Well, we can’t always say that it’s depression right away. There are also other factors to be considered. Was there any substance abuse involved such as drugs, alcohol or other medications? Is he/she suffering from medical illnesses that may cause hormonal imbalance? Is he/she going through bereavement? Or are there any other mental illnesses to be considered? Nevertheless, such symptoms should not be taken lightly.

So now that you know what depression is (or at least understand a little), let me tell you 13 REASONS WHY YOU SHOULD SHUT THE FUCK UP

  1. Everyone is going through something. Don’t just give out unsolicited advice if you don’t know the whole story. Depressed people don’t need you to talk, they just need you to listen.
  2. When you say “It’s okay,” you’re only making it worse. It’s not as easy as just snapping the fingers and the feeling would just disappear.
  3. The shitty little comments you say can break someone who’s been trying to just make it through the day.
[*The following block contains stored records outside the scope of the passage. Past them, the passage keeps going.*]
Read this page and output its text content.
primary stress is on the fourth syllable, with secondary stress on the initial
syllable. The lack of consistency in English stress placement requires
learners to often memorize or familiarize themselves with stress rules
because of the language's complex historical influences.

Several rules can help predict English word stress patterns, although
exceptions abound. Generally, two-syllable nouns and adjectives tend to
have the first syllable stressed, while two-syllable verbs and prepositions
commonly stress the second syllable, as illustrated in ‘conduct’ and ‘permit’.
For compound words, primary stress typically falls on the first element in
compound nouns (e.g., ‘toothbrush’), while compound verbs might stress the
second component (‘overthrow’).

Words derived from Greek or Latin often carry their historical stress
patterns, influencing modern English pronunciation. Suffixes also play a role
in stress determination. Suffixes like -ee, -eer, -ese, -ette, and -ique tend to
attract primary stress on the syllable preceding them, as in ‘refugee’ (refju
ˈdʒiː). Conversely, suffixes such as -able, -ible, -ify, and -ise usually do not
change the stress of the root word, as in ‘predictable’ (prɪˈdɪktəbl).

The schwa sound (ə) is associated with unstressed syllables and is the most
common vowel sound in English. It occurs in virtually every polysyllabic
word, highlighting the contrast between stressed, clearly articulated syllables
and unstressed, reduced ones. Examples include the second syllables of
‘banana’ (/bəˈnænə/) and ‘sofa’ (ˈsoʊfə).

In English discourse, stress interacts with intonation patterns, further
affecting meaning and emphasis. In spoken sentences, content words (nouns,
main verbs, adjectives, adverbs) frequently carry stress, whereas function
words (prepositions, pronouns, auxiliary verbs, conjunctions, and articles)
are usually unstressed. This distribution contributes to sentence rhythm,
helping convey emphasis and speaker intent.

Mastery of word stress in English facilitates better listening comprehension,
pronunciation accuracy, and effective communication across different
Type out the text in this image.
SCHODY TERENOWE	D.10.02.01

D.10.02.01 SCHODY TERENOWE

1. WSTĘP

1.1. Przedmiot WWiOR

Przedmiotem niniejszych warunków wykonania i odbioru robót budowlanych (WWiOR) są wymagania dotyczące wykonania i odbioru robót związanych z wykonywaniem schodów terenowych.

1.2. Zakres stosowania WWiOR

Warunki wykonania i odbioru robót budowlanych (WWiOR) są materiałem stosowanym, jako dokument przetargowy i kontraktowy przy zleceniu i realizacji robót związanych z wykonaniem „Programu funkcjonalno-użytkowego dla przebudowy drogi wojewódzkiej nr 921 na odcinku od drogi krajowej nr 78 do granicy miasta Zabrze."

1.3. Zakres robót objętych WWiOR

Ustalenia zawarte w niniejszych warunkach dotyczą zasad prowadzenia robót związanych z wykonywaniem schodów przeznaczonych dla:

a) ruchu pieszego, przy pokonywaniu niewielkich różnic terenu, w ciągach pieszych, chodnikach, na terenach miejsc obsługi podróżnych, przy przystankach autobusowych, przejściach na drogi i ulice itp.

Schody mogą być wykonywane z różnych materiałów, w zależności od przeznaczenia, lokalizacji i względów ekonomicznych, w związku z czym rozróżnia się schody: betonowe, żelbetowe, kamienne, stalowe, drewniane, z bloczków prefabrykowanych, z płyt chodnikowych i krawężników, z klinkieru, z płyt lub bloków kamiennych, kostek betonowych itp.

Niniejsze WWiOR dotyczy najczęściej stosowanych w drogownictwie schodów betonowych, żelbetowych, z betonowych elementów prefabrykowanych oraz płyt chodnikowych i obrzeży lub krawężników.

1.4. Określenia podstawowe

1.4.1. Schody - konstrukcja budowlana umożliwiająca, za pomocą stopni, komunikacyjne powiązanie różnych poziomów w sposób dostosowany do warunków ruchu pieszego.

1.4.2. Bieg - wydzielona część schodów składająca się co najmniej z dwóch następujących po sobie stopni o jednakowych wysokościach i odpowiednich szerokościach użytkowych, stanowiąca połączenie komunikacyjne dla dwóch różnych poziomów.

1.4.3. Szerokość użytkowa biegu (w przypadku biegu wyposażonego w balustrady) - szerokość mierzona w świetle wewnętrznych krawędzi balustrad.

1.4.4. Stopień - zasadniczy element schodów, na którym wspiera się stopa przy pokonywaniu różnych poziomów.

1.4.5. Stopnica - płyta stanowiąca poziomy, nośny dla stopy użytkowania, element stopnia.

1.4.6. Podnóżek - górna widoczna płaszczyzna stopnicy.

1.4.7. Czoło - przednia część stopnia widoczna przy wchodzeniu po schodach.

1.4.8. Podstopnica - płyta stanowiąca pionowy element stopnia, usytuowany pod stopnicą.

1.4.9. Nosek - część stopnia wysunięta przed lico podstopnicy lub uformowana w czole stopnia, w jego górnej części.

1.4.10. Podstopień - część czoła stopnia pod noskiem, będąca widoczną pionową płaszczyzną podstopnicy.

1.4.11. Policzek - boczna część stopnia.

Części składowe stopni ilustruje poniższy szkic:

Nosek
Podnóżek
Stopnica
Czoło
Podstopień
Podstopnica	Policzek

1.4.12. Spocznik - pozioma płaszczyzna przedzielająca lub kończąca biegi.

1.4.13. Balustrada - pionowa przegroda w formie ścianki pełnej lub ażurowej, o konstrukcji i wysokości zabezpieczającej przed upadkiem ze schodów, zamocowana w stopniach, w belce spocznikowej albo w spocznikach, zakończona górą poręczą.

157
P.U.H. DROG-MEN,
Think twice before you drop those unnecessary words.
  4. Don’t just say stuff because you think it’s funny or cool when it’s obviously demeaning to another person. Stop trying. You can’t even put “funny” or “cool” in your resumé, so who are you trying to impress?
  5. It’s not your fault someone is depressed but it’s going to be your fault someone feels bad when you’re being too insensitive. Your words and your actions can affect the people around you.
  6. Of course you can’t know everything that’s happening in the world and in people’s lives and it’s not really your responsibility to know but it wouldn’t make you less of a person to just be nice and care about what’s happening to other people.
  7. Girls… before you start making that shady comment about another girl… aren’t you a girl too? So what if she’s a little thicker? Is it so important in your life that she’s wearing a lot of makeup or too little clothing? Don’t say you’re just looking out for her because if you are, you should be stopping those people who are judging her. It’s not a if-you-can’t-beat-them-join-them thing, you are just being a mean lil bitch.
  8. And guys, stop making that comment that she’s easy or she’s a slut, whore or whatever name you can come up with… First of all, do you even know her personally? 2nd, did she even notice you? Did she even sleep with you? Oh heck, even if she did, did you really have to talk about it? Did it make your dick any bigger or your performance any better? And please stop the “catcalling,” FYI it’s harassment!
  9. Why is there so much hate on social media, seriously guys… why do you hate so much? If you’re bored, grab a book, go out with your friends… stop making social media your sole purpose of existence.
  10. If you got a problem with someone, go talk to them. Don’t hide behind those Facebook likes and comments of people who don’t even know the other side of the story. Their opinion will not fix the issue.
  11. Stop making fun of someone’s appearance or flaws, because let me ask you this… how good-looking do you really think you are? Yes, to your family you’re a fucking gem but it doesn’t make you flawless so stop mocking anyone for how they don’t fit to your standards of beauty.
  12. To anyone who’s mocking “depression,” please stop. If you don’t understand it, you don’t have to say that it’s not real. Keep your opinion about what you don’t understand. You are the reason there’s a stigma. You are the reason depressed people hide and pretend to be okay then end up dying.
  13. Lastly, if you are not really depressed but you’re just craving for attention… JUST STOP. You are the reason why depression is being set aside or ignored. Stop being the “boy who cried wolf” and start having a life.

Your words and actions can save or end a life… choose wisely. And if you’re the one who’s suffering from depression, PLEASE GET HELP. You don’t have to suffer alone. You don’t have to be ashamed of it. You can get better. You should get better.